Paragraphe 320.13 (2), Code criminel – Conduite causant des lésions corporelles

(2) Commet une infraction quiconque conduit un moyen de transport d’une façon dangereuse pour le public, eu égard aux circonstances, et cause ainsi des lésions corporelles à une autre personne.

Analyse et décision du directeur

La plaignante est décédée le 2 novembre 2025 des blessures subies lors d’une collision avec un véhicule de la Police provinciale. Après avoir été avisée de l’incident, l’UES a lancé une enquête au cours de laquelle le conducteur du véhicule a été désigné comme agent impliqué (AI). L’enquête est maintenant terminée. À la lumière de la preuve, j’estime qu’il n’y a aucun motif raisonnable de conclure que l’AI a commis une infraction criminelle en lien avec le décès de la plaignante.

L’infraction possible à l’étude est la conduite dangereuse causant la mort aux termes du paragraphe 320.13 (2) du Code criminel. Pour qu’il y ait infraction de négligence criminelle, un simple manque de diligence ne suffit pas. L’infraction repose en partie sur une conduite qui équivaut à un écart marqué par rapport au niveau de prudence qu’une personne raisonnable aurait exercé dans des circonstances similaires. Dans l’affaire qui nous concerne, la question est de savoir s’il y a eu un manque de diligence dans la manière dont l’AI a conduit son véhicule qui aurait causé la collision ou contribué à celle-ci et, le cas échéant, si ce manque de diligence est suffisamment grave pour justifier des sanctions criminelles. À mon avis, ce n’est pas le cas.
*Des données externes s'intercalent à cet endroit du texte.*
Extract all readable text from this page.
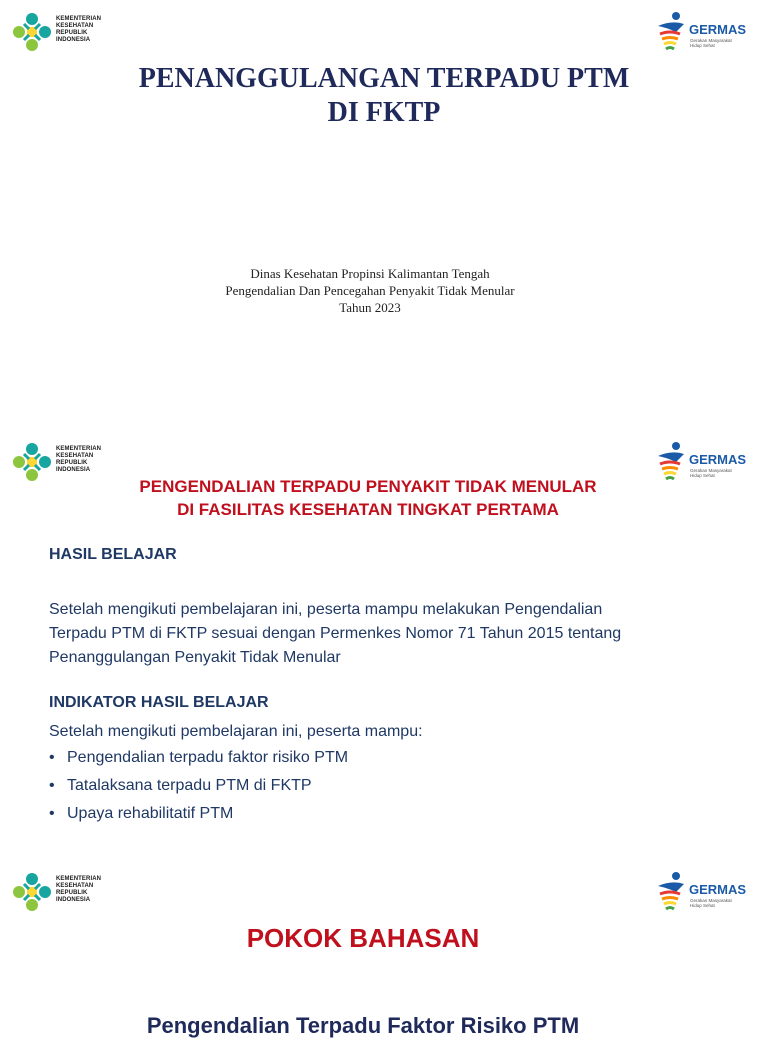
KEMENTERIAN
KESEHATAN
REPUBLIK
INDONESIA
GERMAS
Gerakan Masyarakat
Hidup Sehat
PENANGGULANGAN TERPADU PTM
DI FKTP
Dinas Kesehatan Propinsi Kalimantan Tengah
Pengendalian Dan Pencegahan Penyakit Tidak Menular
Tahun 2023
KEMENTERIAN
KESEHATAN
REPUBLIK
INDONESIA
GERMAS
Gerakan Masyarakat
Hidup Sehat
PENGENDALIAN TERPADU PENYAKIT TIDAK MENULAR
DI FASILITAS KESEHATAN TINGKAT PERTAMA

HASIL BELAJAR

Setelah mengikuti pembelajaran ini, peserta mampu melakukan Pengendalian

Terpadu PTM di FKTP sesuai dengan Permenkes Nomor 71 Tahun 2015 tentang

Penanggulangan Penyakit Tidak Menular

INDIKATOR HASIL BELAJAR

Setelah mengikuti pembelajaran ini, peserta mampu:

• Pengendalian terpadu faktor risiko PTM
• Tatalaksana terpadu PTM di FKTP
• Upaya rehabilitatif PTM
KEMENTERIAN
KESEHATAN
REPUBLIK
INDONESIA
GERMAS
Gerakan Masyarakat
Hidup Sehat
POKOK BAHASAN
Pengendalian Terpadu Faktor Risiko PTM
Outre le dépassement de la limite de vitesse affichée de 80 km/h, rien n’indique que l’AI n’a pas agi avec la diligence nécessaire dans la conduite de son véhicule. Sa vitesse, dans la fourchette des 100 à 110 km/h à l’approche du lieu de la collision, était inutilement élevée, mais rien n’indique qu’elle représentait un risque excessif pour la sécurité publique. Même s’il faisait très noir, la chaussée était sèche, le temps était clair et il y avait très peu de véhicules sur la route. Qui plus est, la preuve porte à croire que l’AI était attentif; il a bien vu la plaignante s’engager sur la voie et a tenté de l’éviter. Il est possible que l’AI aurait eu plus de temps pour réagir s’il avait circulé moins vite, mais cela est largement le fruit de la spéculation, puisqu’il semble que la plaignante ait attendu à la dernière seconde pour s’engager sur la voie.

Pour les raisons susmentionnées, il n’y a aucune raison de porter des accusations dans cette affaire. Le dossier est clos.

Date : 27 février 2026

Approuvé par voie électronique par

Joseph Martino

Directeur

Unité des enquêtes spéciales

Notes

  • 1) Sauf indication contraire, les renseignements fournis dans cette section reflètent l’information reçue par l’UES au moment de la notification et ne correspondent pas nécessairement aux conclusions de fait de l’UES au terme de son enquête. [Retour au texte]
  • 2) Ces enregistrements contiennent des renseignements personnels sensibles qui ne doivent pas être publiés selon le paragraphe 34 (2) de la Loi de 2019 sur l’Unité des enquêtes spéciales. Les éléments de preuve sont résumés ci-dessous. [Retour au texte]

Note:

La version originale anglaise signée du rapport fait autorité. En cas de divergence entre cette version et les versions anglaise ou française en ligne, la version originale anglaise signée du rapport l’emporte.